CHAPTER XI.
Crepúsculo
A desgraçada esposa do homem inocente assim condenado a morrer sucumbiu à sentença, como se tivesse sido mortalmente golpeada. Mas, não emitiu som algum; e tão forte era a voz dentro dela, representando que era ela, de todo o mundo, quem devia sustentá-lo na sua miséria e não aumentá-la, que rapidamente a ergueu, mesmo daquele choque.
Tendo os Juízes de participar numa demonstração pública ao ar livre, o Tribunal adiou-se. O rápido ruído e movimento do esvaziamento da sala por muitas passagens ainda não tinha cessado, quando Lucie se pôs de pé, estendendo os braços para o marido, sem nada no rosto senão amor e consolação.
"Se eu pudesse tocá-lo! Se pudesse abraçá-lo uma vez! Oh, bons cidadãos, se tivessem tanta compaixão por nós!"
Restava apenas um carcereiro, juntamente com dois dos quatro homens que o tinham levado na noite anterior, e Barsad. O povo tinha-se derramado todo para o espetáculo nas ruas. Barsad propôs aos restantes: "Deixem-na abraçá-lo então; é só um momento." Foi silenciosamente aceite, e passaram-na sobre os bancos da sala para um lugar elevado, onde ele, inclinando-se sobre o banco dos réus, a pôde apertar nos braços.

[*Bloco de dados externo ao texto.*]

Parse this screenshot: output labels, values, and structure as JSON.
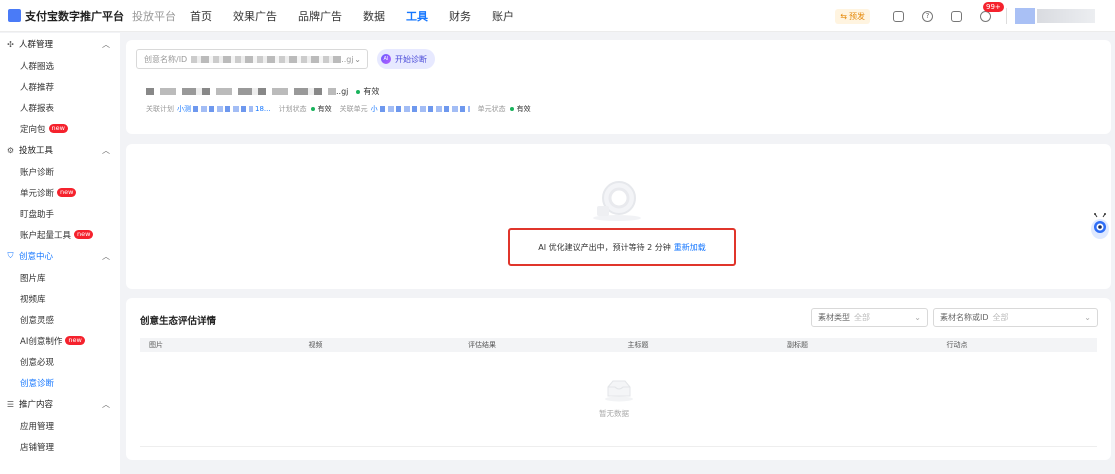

"Adeus, querido amor da minha alma. A minha bênção de despedida ao meu amor. Encontrar-nos-emos de novo, onde os cansados descansam!"
Eram as palavras do marido, enquanto a segurava contra o peito.
"Posso suportá-lo, querido Charles. Sou amparada do alto: não sofras por mim. Uma bênção de despedida para a nossa filha."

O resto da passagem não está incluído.